Wendy brought up a couple other pros to writing for hire. The pieces that you write can become part of your resume. The fact that you’ve done this kind of work bodes well with potential publishers who can see that you are disciplined enough for a larger project. Wendy also suggested that the research you do for your fiction novel doesn’t have to end there! You can write a fact based book about it and find a home for that too.

She shared a little of her own process. She starts at the book store or library, looking for things that interest her and to see if she can find the name of the packager (some books have this on the inside with the publishing info). Then she looks them up in one of the publications about publishers: Book Markets for Children’s Writers is a good one.

Finally, she writes the perfect pitch letter. Unlike a query letter, designed to sell a project or an idea, a pitch letter sells YOU. It gives a little connection point: “Hi, I read your books and I liked them because . . .” Or something more connected—but only if it’s the truth! Then it explains why you want to work for them. It gives your bio, a couple brief examples of your writing, and your contact information (sometimes writers forget this part).

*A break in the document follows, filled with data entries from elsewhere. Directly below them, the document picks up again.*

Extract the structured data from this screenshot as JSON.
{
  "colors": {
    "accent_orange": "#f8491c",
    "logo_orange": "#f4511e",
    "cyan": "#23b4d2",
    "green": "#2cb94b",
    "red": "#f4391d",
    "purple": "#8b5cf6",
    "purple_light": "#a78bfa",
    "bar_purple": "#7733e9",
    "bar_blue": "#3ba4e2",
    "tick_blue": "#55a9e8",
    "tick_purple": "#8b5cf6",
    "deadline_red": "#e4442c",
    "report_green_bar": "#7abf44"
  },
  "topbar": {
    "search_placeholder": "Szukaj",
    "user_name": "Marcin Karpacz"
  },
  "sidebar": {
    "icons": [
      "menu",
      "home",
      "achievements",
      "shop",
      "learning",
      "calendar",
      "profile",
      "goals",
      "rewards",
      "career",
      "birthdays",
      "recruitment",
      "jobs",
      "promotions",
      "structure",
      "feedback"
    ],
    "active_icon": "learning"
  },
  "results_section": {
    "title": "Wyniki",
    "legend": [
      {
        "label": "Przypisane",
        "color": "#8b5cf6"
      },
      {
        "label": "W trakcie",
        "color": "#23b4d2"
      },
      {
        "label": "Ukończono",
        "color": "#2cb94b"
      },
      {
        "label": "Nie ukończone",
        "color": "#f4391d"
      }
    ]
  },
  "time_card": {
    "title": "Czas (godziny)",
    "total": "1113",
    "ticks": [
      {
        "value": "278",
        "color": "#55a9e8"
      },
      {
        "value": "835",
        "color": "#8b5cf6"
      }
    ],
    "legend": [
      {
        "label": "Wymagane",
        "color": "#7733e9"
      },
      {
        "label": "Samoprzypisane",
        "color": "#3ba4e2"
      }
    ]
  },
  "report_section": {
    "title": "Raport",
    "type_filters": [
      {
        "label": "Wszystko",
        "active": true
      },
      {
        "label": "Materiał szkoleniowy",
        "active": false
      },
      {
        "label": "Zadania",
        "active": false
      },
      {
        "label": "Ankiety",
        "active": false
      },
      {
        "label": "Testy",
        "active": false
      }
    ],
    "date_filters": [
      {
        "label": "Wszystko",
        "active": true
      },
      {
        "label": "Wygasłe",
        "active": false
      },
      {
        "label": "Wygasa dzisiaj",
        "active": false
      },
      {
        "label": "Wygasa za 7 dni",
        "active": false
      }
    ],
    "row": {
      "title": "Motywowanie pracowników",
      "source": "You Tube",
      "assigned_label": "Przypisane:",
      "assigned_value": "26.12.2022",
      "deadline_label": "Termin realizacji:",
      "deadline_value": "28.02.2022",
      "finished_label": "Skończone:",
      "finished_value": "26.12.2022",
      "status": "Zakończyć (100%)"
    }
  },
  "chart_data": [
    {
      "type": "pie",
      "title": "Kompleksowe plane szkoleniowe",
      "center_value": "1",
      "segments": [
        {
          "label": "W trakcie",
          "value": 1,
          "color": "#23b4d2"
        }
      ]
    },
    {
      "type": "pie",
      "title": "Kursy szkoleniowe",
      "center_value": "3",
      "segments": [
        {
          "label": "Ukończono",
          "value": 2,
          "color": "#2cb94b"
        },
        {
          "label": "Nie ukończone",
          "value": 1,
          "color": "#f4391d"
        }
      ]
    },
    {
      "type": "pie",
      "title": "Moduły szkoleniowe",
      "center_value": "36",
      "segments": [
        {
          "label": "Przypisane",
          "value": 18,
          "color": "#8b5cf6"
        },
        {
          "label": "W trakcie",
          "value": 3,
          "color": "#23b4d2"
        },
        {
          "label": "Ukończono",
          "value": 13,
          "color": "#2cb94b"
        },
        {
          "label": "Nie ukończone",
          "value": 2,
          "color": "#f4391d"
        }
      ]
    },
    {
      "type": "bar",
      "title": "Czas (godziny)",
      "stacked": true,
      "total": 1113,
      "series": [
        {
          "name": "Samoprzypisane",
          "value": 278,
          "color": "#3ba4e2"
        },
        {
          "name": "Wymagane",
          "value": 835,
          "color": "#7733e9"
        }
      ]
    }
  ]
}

Wendy also gave us a hand out with some of the helpful links she uses. Since she writes for the children’s market, she has to pay attention to the appropriate reading level. Of course I’ve thought about that (a little) in my own writing. But Wendy’s dedication was impressive to say the least. She shared a couple of links where a writer can submit samples of their writing to assess its ATOS readability. And she shared tips on how to hone the reading level through sentence structure and placement and through your choice of words.

It was a very good meeting. I learned a bunch and loved Wendy’s style, humor and heart. Wendy is an excellent speaker and I came away with a lot of useful information that I can put to work in my own writing—even though I’m writing my own stories. And, so far, for free.